Monobloco

Normalmente governos governam e oposição faz campanha para vir a governar.

DORA KRAMER, O Estado de S.Paulo

27 de janeiro de 2013 | 02h02

Por aqui é diferente: o governo faz campanha e a oposição, em sua extrema delicadeza, ajuda a governar. De vez em quando leva umas pancadas - na última foi acusada de traição à pátria -, mas nem assim fica esperta.

Por campanha eleitoral entenda-se não só o tom do pronunciamento em que a presidente Dilma Rousseff anunciou a redução das tarifas de energia elétrica, mas todo o gestual do ex-presidente Lula, do PT e da assessoria palaciana.

Fala-se na reeleição de Dilma como se o pleito fosse depois de amanhã. Fala-se em desentendimentos entre ela e Lula como se fossem adversários ou houvesse a mais pálida hipótese de virem a ser. Fala-se que o governador Eduardo Campos não será candidato a presidente como quem tem a posse do destino alheio.
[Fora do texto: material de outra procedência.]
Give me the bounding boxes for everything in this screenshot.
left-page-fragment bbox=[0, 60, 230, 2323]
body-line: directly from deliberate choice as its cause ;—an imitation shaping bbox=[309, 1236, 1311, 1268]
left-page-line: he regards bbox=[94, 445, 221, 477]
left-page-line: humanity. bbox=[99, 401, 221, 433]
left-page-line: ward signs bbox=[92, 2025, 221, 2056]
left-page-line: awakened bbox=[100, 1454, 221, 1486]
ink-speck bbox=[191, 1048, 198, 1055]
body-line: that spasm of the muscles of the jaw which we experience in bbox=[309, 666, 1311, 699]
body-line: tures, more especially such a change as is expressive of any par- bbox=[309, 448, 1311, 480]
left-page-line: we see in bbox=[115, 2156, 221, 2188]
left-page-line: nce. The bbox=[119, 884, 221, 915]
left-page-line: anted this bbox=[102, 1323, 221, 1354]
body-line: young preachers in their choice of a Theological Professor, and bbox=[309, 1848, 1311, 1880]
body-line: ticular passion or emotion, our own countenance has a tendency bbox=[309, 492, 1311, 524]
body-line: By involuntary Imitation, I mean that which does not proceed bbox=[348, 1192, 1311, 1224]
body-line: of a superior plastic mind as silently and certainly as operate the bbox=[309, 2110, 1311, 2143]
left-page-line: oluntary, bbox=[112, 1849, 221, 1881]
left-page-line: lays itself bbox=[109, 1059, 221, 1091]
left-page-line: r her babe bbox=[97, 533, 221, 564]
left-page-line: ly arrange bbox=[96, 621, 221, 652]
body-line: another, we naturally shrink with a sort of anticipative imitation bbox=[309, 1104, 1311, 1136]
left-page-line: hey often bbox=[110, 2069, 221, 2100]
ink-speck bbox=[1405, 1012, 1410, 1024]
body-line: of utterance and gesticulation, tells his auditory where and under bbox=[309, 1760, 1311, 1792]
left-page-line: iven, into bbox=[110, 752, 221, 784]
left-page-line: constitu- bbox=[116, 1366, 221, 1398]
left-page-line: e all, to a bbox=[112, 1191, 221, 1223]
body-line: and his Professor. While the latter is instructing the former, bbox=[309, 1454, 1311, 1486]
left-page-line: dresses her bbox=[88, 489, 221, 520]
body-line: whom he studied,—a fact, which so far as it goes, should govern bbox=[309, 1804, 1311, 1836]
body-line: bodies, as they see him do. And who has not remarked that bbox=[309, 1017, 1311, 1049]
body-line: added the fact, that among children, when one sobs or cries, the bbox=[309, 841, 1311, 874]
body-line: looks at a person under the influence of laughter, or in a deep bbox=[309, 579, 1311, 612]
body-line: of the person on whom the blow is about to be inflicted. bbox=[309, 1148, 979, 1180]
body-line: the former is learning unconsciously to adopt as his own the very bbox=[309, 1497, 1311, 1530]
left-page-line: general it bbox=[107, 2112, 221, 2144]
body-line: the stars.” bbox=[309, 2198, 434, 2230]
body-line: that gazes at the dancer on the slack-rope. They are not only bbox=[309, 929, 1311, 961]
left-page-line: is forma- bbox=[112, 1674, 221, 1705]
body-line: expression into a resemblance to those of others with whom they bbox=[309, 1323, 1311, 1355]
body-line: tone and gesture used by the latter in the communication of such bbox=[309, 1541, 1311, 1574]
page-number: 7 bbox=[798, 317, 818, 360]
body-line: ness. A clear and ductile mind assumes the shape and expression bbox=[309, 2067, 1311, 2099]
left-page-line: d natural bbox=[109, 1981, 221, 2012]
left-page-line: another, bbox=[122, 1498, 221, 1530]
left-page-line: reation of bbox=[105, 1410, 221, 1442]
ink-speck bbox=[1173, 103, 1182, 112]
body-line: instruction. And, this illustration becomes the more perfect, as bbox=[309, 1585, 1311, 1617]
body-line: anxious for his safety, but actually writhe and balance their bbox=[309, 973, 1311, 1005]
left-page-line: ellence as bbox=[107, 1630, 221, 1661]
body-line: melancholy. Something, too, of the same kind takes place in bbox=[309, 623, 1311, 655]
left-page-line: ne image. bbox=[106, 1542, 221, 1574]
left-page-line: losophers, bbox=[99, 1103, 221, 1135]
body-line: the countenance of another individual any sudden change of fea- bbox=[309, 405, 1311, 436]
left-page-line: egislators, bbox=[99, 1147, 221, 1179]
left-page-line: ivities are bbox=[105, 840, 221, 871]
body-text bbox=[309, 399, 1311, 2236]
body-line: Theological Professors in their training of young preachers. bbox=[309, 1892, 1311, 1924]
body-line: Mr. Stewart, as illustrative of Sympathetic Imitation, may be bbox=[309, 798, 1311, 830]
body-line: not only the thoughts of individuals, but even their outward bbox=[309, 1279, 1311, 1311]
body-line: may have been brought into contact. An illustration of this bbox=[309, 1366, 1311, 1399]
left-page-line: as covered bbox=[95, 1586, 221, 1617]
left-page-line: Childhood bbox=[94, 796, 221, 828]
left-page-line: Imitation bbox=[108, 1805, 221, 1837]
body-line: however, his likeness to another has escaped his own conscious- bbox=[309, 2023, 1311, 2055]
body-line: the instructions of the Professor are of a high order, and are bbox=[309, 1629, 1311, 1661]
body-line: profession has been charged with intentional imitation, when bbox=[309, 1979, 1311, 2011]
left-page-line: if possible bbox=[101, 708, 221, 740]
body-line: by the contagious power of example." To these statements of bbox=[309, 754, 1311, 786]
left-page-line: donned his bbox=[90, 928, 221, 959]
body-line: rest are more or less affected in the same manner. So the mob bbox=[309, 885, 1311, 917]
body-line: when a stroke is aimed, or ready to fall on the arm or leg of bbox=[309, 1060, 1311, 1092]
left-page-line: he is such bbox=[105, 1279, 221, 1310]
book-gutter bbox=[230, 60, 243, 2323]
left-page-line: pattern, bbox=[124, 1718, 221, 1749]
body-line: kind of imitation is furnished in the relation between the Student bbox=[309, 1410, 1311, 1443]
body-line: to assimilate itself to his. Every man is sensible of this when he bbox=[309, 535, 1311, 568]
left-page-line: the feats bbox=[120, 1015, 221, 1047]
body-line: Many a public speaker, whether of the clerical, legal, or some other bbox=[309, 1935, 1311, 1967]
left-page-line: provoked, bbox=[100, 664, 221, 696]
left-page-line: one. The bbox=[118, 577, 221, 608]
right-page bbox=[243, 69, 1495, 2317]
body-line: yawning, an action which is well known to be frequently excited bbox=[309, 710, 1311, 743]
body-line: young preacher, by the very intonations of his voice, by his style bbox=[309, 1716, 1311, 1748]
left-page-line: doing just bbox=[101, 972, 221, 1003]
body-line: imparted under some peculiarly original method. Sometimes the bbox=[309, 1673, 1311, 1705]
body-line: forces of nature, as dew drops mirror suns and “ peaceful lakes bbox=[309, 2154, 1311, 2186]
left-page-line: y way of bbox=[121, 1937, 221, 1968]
Fala-se que Aécio Neves só disputará o Planalto para valer em 2018, como quem se dá o direito de traçar o destino do vizinho.

Nada do que se diz, no entanto, tem a menor relevância porque as nuvens da política estão hoje de um jeito, amanhã de outro e daqui a dois anos sabe-se lá como estarão.
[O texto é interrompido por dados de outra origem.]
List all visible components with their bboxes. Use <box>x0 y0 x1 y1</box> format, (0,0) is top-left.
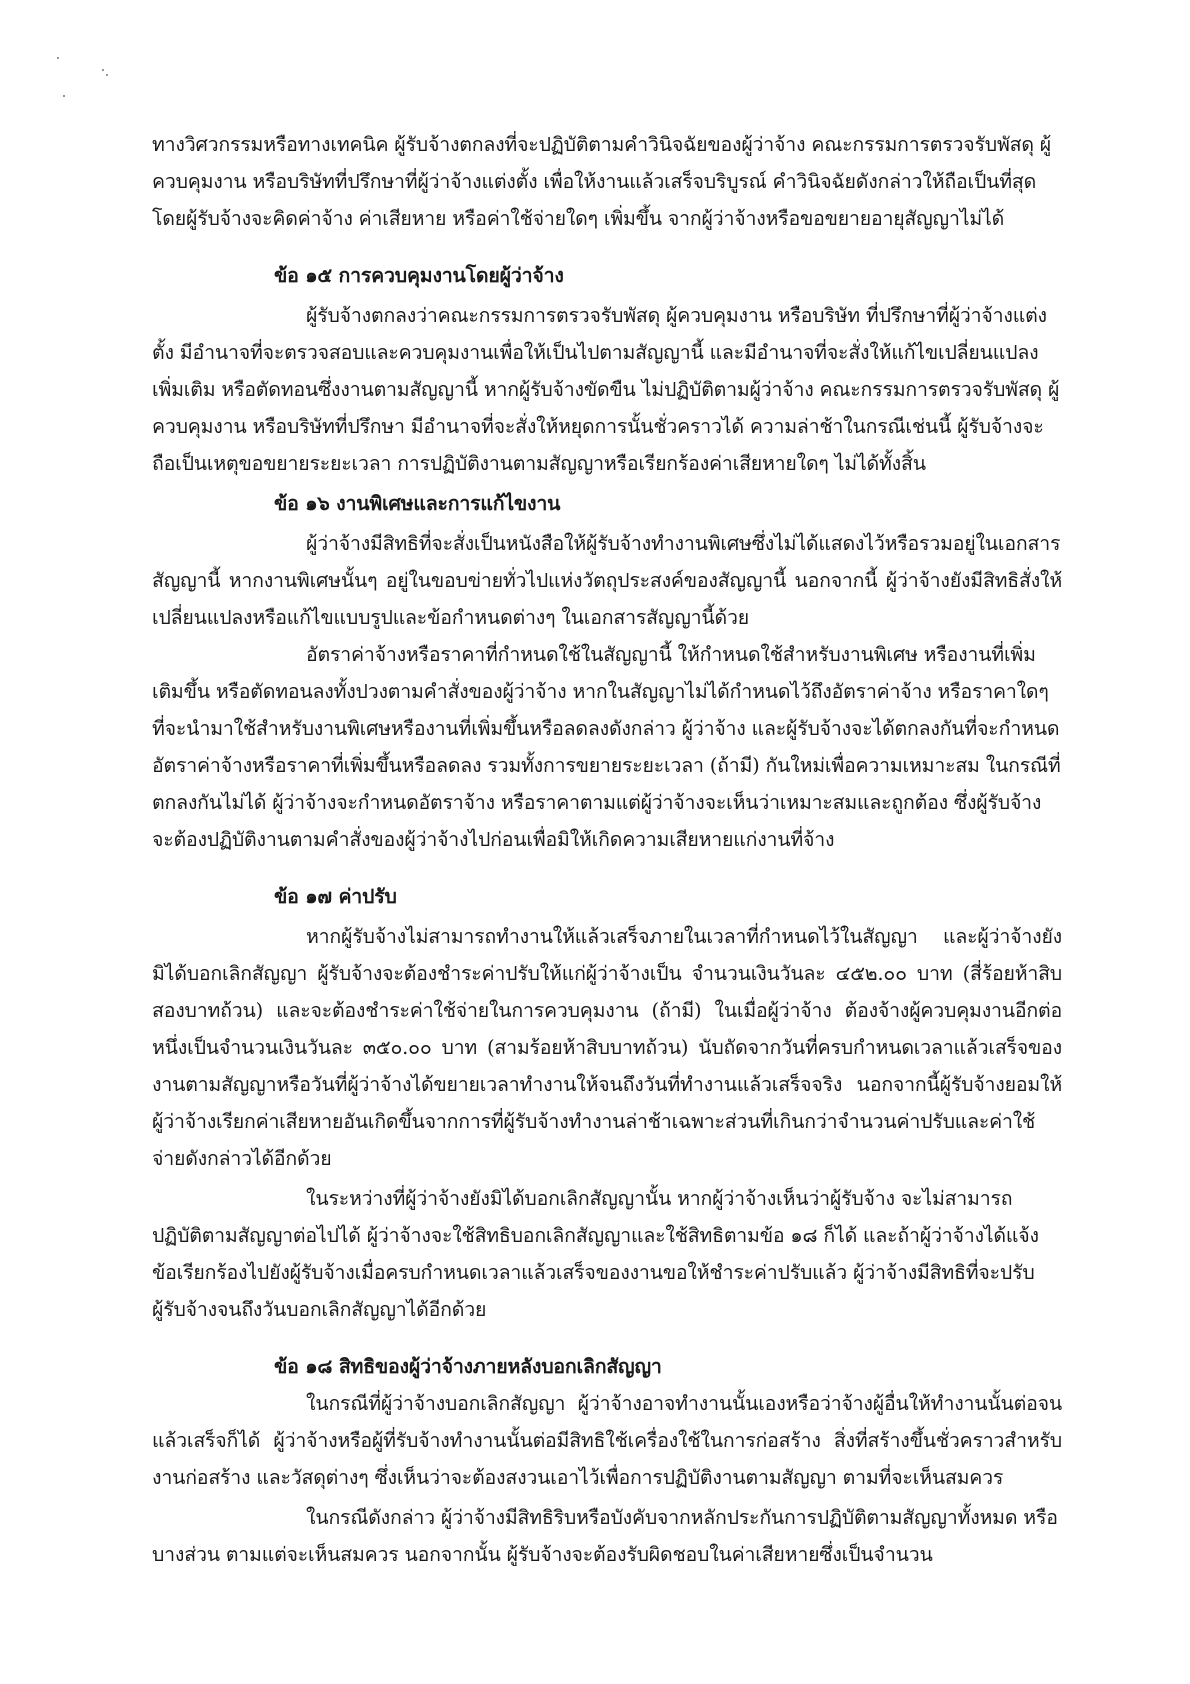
section-16-paragraph-2: อัตราค่าจ้างหรือราคาที่กำหนดใช้ในสัญญานี้ ให้กำหนดใช้สำหรับงานพิเศษ หรืองานที่เพิ่มเติมขึ้น หรือตัดทอนลงทั้งปวงตามคำสั่งของผู้ว่าจ้าง หากในสัญญาไม่ได้กำหนดไว้ถึงอัตราค่าจ้าง หรือราคาใดๆ ที่จะนำมาใช้สำหรับงานพิเศษหรืองานที่เพิ่มขึ้นหรือลดลงดังกล่าว ผู้ว่าจ้าง และผู้รับจ้างจะได้ตกลงกันที่จะกำหนดอัตราค่าจ้างหรือราคาที่เพิ่มขึ้นหรือลดลง รวมทั้งการขยายระยะเวลา (ถ้ามี) กันใหม่เพื่อความเหมาะสม ในกรณีที่ตกลงกันไม่ได้ ผู้ว่าจ้างจะกำหนดอัตราจ้าง หรือราคาตามแต่ผู้ว่าจ้างจะเห็นว่าเหมาะสมและถูกต้อง ซึ่งผู้รับจ้างจะต้องปฏิบัติงานตามคำสั่งของผู้ว่าจ้างไปก่อนเพื่อมิให้เกิดความเสียหายแก่งานที่จ้าง <box>152 643 1061 851</box>
section-18-heading: ข้อ ๑๘ สิทธิของผู้ว่าจ้างภายหลังบอกเลิกสัญญา <box>274 1355 662 1378</box>
section-16-heading: ข้อ ๑๖ งานพิเศษและการแก้ไขงาน <box>274 492 561 515</box>
section-15-paragraph-1: ผู้รับจ้างตกลงว่าคณะกรรมการตรวจรับพัสดุ ผู้ควบคุมงาน หรือบริษัท ที่ปรึกษาที่ผู้ว่าจ้างแต่งตั้ง มีอำนาจที่จะตรวจสอบและควบคุมงานเพื่อให้เป็นไปตามสัญญานี้ และมีอำนาจที่จะสั่งให้แก้ไขเปลี่ยนแปลงเพิ่มเติม หรือตัดทอนซึ่งงานตามสัญญานี้ หากผู้รับจ้างขัดขืน ไม่ปฏิบัติตามผู้ว่าจ้าง คณะกรรมการตรวจรับพัสดุ ผู้ควบคุมงาน หรือบริษัทที่ปรึกษา มีอำนาจที่จะสั่งให้หยุดการนั้นชั่วคราวได้ ความล่าช้าในกรณีเช่นนี้ ผู้รับจ้างจะถือเป็นเหตุขอขยายระยะเวลา การปฏิบัติงานตามสัญญาหรือเรียกร้องค่าเสียหายใดๆ ไม่ได้ทั้งสิ้น <box>152 304 1060 475</box>
scan-speck <box>63 95 65 97</box>
section-17-paragraph-1: หากผู้รับจ้างไม่สามารถทำงานให้แล้วเสร็จภายในเวลาที่กำหนดไว้ในสัญญา และผู้ว่าจ้างยังมิได้บอกเลิกสัญญา ผู้รับจ้างจะต้องชำระค่าปรับให้แก่ผู้ว่าจ้างเป็น จำนวนเงินวันละ ๔๕๒.๐๐ บาท (สี่ร้อยห้าสิบสองบาทถ้วน) และจะต้องชำระค่าใช้จ่ายในการควบคุมงาน (ถ้ามี) ในเมื่อผู้ว่าจ้าง ต้องจ้างผู้ควบคุมงานอีกต่อหนึ่งเป็นจำนวนเงินวันละ ๓๕๐.๐๐ บาท (สามร้อยห้าสิบบาทถ้วน) นับถัดจากวันที่ครบกำหนดเวลาแล้วเสร็จของงานตามสัญญาหรือวันที่ผู้ว่าจ้างได้ขยายเวลาทำงานให้จนถึงวันที่ทำงานแล้วเสร็จจริง นอกจากนี้ผู้รับจ้างยอมให้ผู้ว่าจ้างเรียกค่าเสียหายอันเกิดขึ้นจากการที่ผู้รับจ้างทำงานล่าช้าเฉพาะส่วนที่เกินกว่าจำนวนค่าปรับและค่าใช้จ่ายดังกล่าวได้อีกด้วย <box>152 925 1062 1170</box>
scan-speck <box>57 57 59 59</box>
section-17-heading: ข้อ ๑๗ ค่าปรับ <box>274 885 397 908</box>
section-17-paragraph-2: ในระหว่างที่ผู้ว่าจ้างยังมิได้บอกเลิกสัญญานั้น หากผู้ว่าจ้างเห็นว่าผู้รับจ้าง จะไม่สามารถปฏิบัติตามสัญญาต่อไปได้ ผู้ว่าจ้างจะใช้สิทธิบอกเลิกสัญญาและใช้สิทธิตามข้อ ๑๘ ก็ได้ และถ้าผู้ว่าจ้างได้แจ้งข้อเรียกร้องไปยังผู้รับจ้างเมื่อครบกำหนดเวลาแล้วเสร็จของงานขอให้ชำระค่าปรับแล้ว ผู้ว่าจ้างมีสิทธิที่จะปรับผู้รับจ้างจนถึงวันบอกเลิกสัญญาได้อีกด้วย <box>152 1187 1039 1321</box>
scan-speck <box>106 74 108 76</box>
section-18-paragraph-2: ในกรณีดังกล่าว ผู้ว่าจ้างมีสิทธิริบหรือบังคับจากหลักประกันการปฏิบัติตามสัญญาทั้งหมด หรือบางส่วน ตามแต่จะเห็นสมควร นอกจากนั้น ผู้รับจ้างจะต้องรับผิดชอบในค่าเสียหายซึ่งเป็นจำนวน <box>152 1506 1058 1566</box>
scan-specks <box>55 55 135 115</box>
section-18-paragraph-1: ในกรณีที่ผู้ว่าจ้างบอกเลิกสัญญา ผู้ว่าจ้างอาจทำงานนั้นเองหรือว่าจ้างผู้อื่นให้ทำงานนั้นต่อจนแล้วเสร็จก็ได้ ผู้ว่าจ้างหรือผู้ที่รับจ้างทำงานนั้นต่อมีสิทธิใช้เครื่องใช้ในการก่อสร้าง สิ่งที่สร้างขึ้นชั่วคราวสำหรับงานก่อสร้าง และวัสดุต่างๆ ซึ่งเห็นว่าจะต้องสงวนเอาไว้เพื่อการปฏิบัติงานตามสัญญา ตามที่จะเห็นสมควร <box>152 1392 1062 1489</box>
continuation-paragraph: ทางวิศวกรรมหรือทางเทคนิค ผู้รับจ้างตกลงที่จะปฏิบัติตามคำวินิจฉัยของผู้ว่าจ้าง คณะกรรมการตรวจรับพัสดุ ผู้ควบคุมงาน หรือบริษัทที่ปรึกษาที่ผู้ว่าจ้างแต่งตั้ง เพื่อให้งานแล้วเสร็จบริบูรณ์ คำวินิจฉัยดังกล่าวให้ถือเป็นที่สุด โดยผู้รับจ้างจะคิดค่าจ้าง ค่าเสียหาย หรือค่าใช้จ่ายใดๆ เพิ่มขึ้น จากผู้ว่าจ้างหรือขอขยายอายุสัญญาไม่ได้ <box>152 133 1052 230</box>
scan-speck <box>102 69 104 71</box>
section-15-heading: ข้อ ๑๕ การควบคุมงานโดยผู้ว่าจ้าง <box>274 264 564 287</box>
document-page <box>152 126 1062 1573</box>
section-16-paragraph-1: ผู้ว่าจ้างมีสิทธิที่จะสั่งเป็นหนังสือให้ผู้รับจ้างทำงานพิเศษซึ่งไม่ได้แสดงไว้หรือรวมอยู่ในเอกสารสัญญานี้ หากงานพิเศษนั้นๆ อยู่ในขอบข่ายทั่วไปแห่งวัตถุประสงค์ของสัญญานี้ นอกจากนี้ ผู้ว่าจ้างยังมีสิทธิสั่งให้เปลี่ยนแปลงหรือแก้ไขแบบรูปและข้อกำหนดต่างๆ ในเอกสารสัญญานี้ด้วย <box>152 532 1062 629</box>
O que existe de concreto é só um jogo de ocupação de espaço e geração de uma atmosfera de continuidade inevitável, a fim de evitar que os ventos da expectativa de poder tomem outra direção: seja de Eduardo Campos, Aécio Neves, Marina Silva ou de quem quer que se apresente como alternativa.
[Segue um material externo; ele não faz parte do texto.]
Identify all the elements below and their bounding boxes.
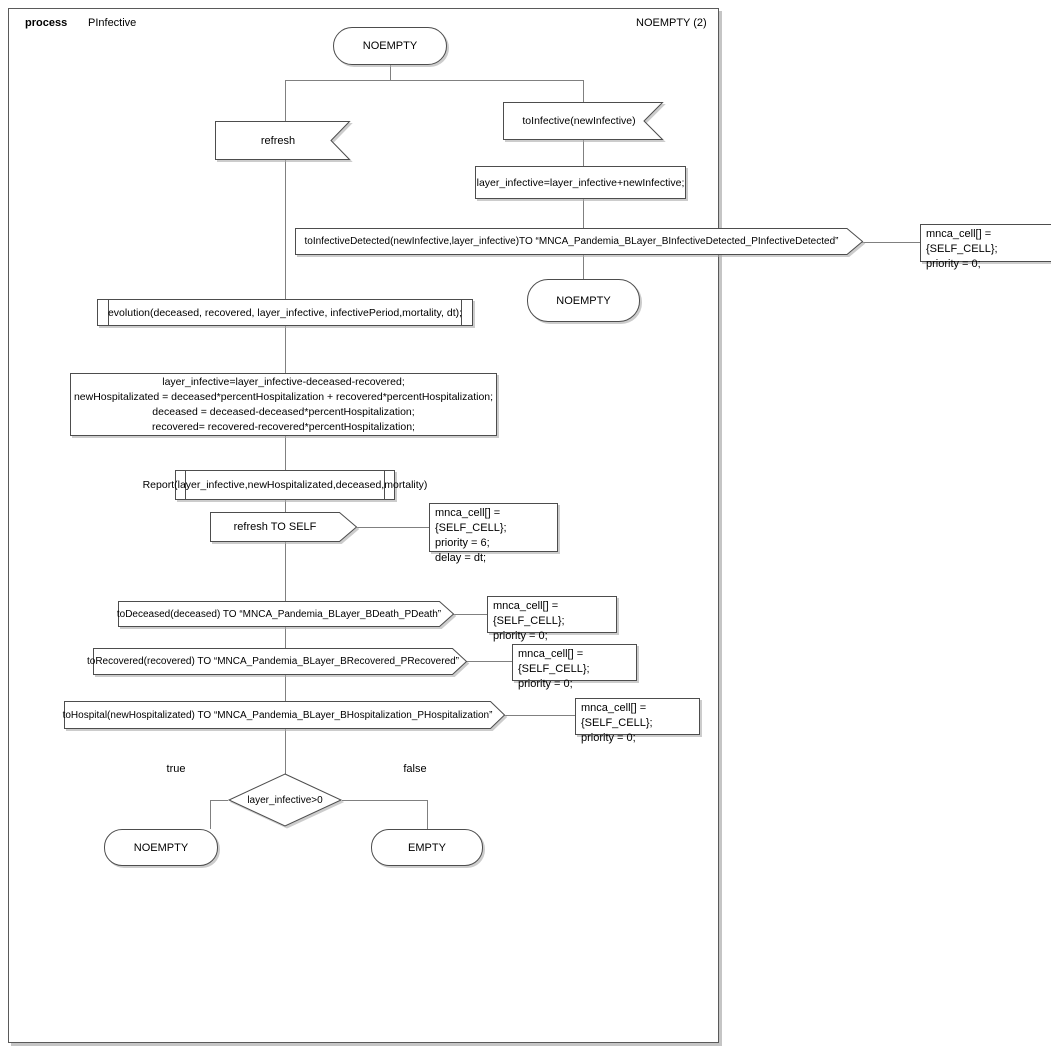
diagram-frame (8, 8, 719, 1043)
assign-newinfective-label: layer_infective=layer_infective+newInfective; (476, 176, 685, 189)
annotation-deceased[interactable] (487, 596, 617, 642)
connector-line (427, 800, 428, 829)
annotation-line: priority = 6; (435, 537, 490, 549)
annotation-line: mnca_cell[] = {SELF_CELL}; (435, 507, 507, 534)
annotation-recovered[interactable] (512, 644, 637, 690)
evolution-call-label: evolution(deceased, recovered, layer_infective, infectivePeriod,mortality, dt); (107, 306, 463, 319)
end-state-noempty-label: NOEMPTY (133, 841, 189, 854)
connector-line (285, 729, 286, 774)
update-statements-box[interactable] (70, 373, 497, 436)
connector-line (285, 436, 286, 470)
start-state-node[interactable] (333, 27, 447, 65)
update-statement: newHospitalizated = deceased*percentHospitalization + recovered*percentHospitalization; (73, 390, 494, 403)
connector-line (861, 242, 920, 243)
annotation-line: delay = dt; (435, 552, 487, 564)
connector-line (285, 542, 286, 601)
end-state-empty-label: EMPTY (408, 841, 446, 854)
process-keyword-label: process (25, 17, 68, 29)
update-statement: recovered= recovered-recovered*percentHospitalization; (152, 420, 415, 433)
connector-line (210, 800, 228, 801)
branch-true-label: true (166, 763, 186, 775)
connector-line (285, 80, 583, 81)
connector-line (285, 160, 286, 300)
connector-line (583, 255, 584, 279)
start-state-label: NOEMPTY (362, 40, 418, 52)
connector-line (285, 627, 286, 648)
send-tohospital-label: toHospital(newHospitalizated) TO “MNCA_Pandemia_BLayer_BHospitalization_PHospitalization” (62, 709, 493, 721)
process-name-label: PInfective (88, 17, 137, 29)
annotation-line: priority = 0; (926, 258, 981, 270)
end-state-noempty-node[interactable] (104, 829, 218, 866)
connector-line (466, 661, 512, 662)
annotation-line: priority = 0; (581, 732, 636, 744)
connector-line (583, 140, 584, 166)
send-toinfectivedetected-label: toInfectiveDetected(newInfective,layer_infective)TO “MNCA_Pandemia_BLayer_BInfectiveDetected_PInfectiveDetected” (304, 236, 839, 247)
update-statement: layer_infective=layer_infective-deceased-recovered; (162, 375, 405, 388)
connector-line (504, 715, 575, 716)
connector-line (285, 326, 286, 373)
annotation-line: mnca_cell[] = {SELF_CELL}; (926, 228, 998, 255)
annotation-line: mnca_cell[] = {SELF_CELL}; (518, 648, 590, 675)
connector-line (342, 800, 427, 801)
state-noempty-label: NOEMPTY (556, 294, 611, 307)
connector-line (583, 199, 584, 228)
connector-line (285, 80, 286, 121)
send-torecovered-label: toRecovered(recovered) TO “MNCA_Pandemia_BLayer_BRecovered_PRecovered” (86, 656, 460, 667)
receive-toinfective-label: toInfective(newInfective) (522, 115, 636, 127)
annotation-hospital[interactable] (575, 698, 700, 744)
connector-line (285, 675, 286, 701)
decision-label: layer_infective>0 (247, 794, 323, 806)
annotation-line: mnca_cell[] = {SELF_CELL}; (581, 702, 653, 729)
annotation-line: mnca_cell[] = {SELF_CELL}; (493, 600, 565, 627)
page-title: NOEMPTY (2) (636, 17, 707, 29)
connector-line (583, 80, 584, 102)
refresh-to-self-label: refresh TO SELF (233, 521, 317, 533)
branch-false-label: false (403, 763, 427, 775)
state-noempty-node[interactable] (527, 279, 640, 322)
end-state-empty-node[interactable] (371, 829, 483, 866)
connector-line (453, 614, 487, 615)
annotation-line: priority = 0; (518, 678, 573, 690)
connector-line (210, 800, 211, 829)
annotation-refresh-self[interactable] (429, 503, 558, 564)
update-statement: deceased = deceased-deceased*percentHospitalization; (152, 405, 415, 418)
connector-line (357, 527, 429, 528)
send-todeceased-label: toDeceased(deceased) TO “MNCA_Pandemia_BLayer_BDeath_PDeath” (116, 608, 442, 620)
annotation-line: priority = 0; (493, 630, 548, 642)
connector-line (390, 64, 391, 80)
connector-line (285, 500, 286, 512)
report-call-label: Report(layer_infective,newHospitalizated,deceased,mortality) (142, 479, 428, 491)
annotation-infective-detected[interactable] (920, 224, 1051, 270)
refresh-signal-label: refresh (260, 134, 296, 147)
A reafirmação contundente da candidatura de Dilma em 2014 cumpre o objetivo de impedir o esvaziamento político do mandato daqui até lá. A insinuação de que Lula pode vir a ser candidato no lugar dela ou até mesmo em 2018 tem a finalidade de sinalizar impossibilidade de alternância.

Já as supostas divergências entre o ex-presidente e a sucessora são apenas suposições. Eles podem até pensar diferente nessa ou naquela questão, mas o projeto tem um arquiteto chefe em cujas mãos estão a régua e o compasso.

Há o "lulismo", mas não há o "dilmismo". A não ser como expressão de um desejo - inútil, note-se - de separar criador e criatura. Dilma e o PT farão o que Lula disser que deve ser feito e certeza sobre o que fazer só haverá quando 2013 chegar ao fim e disser a que veio.

Por enquanto o que existe é uma governante com direito a concorrer à reeleição - o que só não acontecerá em situação excepcional - e o líder de um partido em seu mais confortável papel. Como ex-presidente Lula transita em toda parte, é reverenciado, gera fatos, continua como protagonista, distribui ordens e é obedecido. Tudo isso sem precisar disputar eleição nem correr o risco de perder.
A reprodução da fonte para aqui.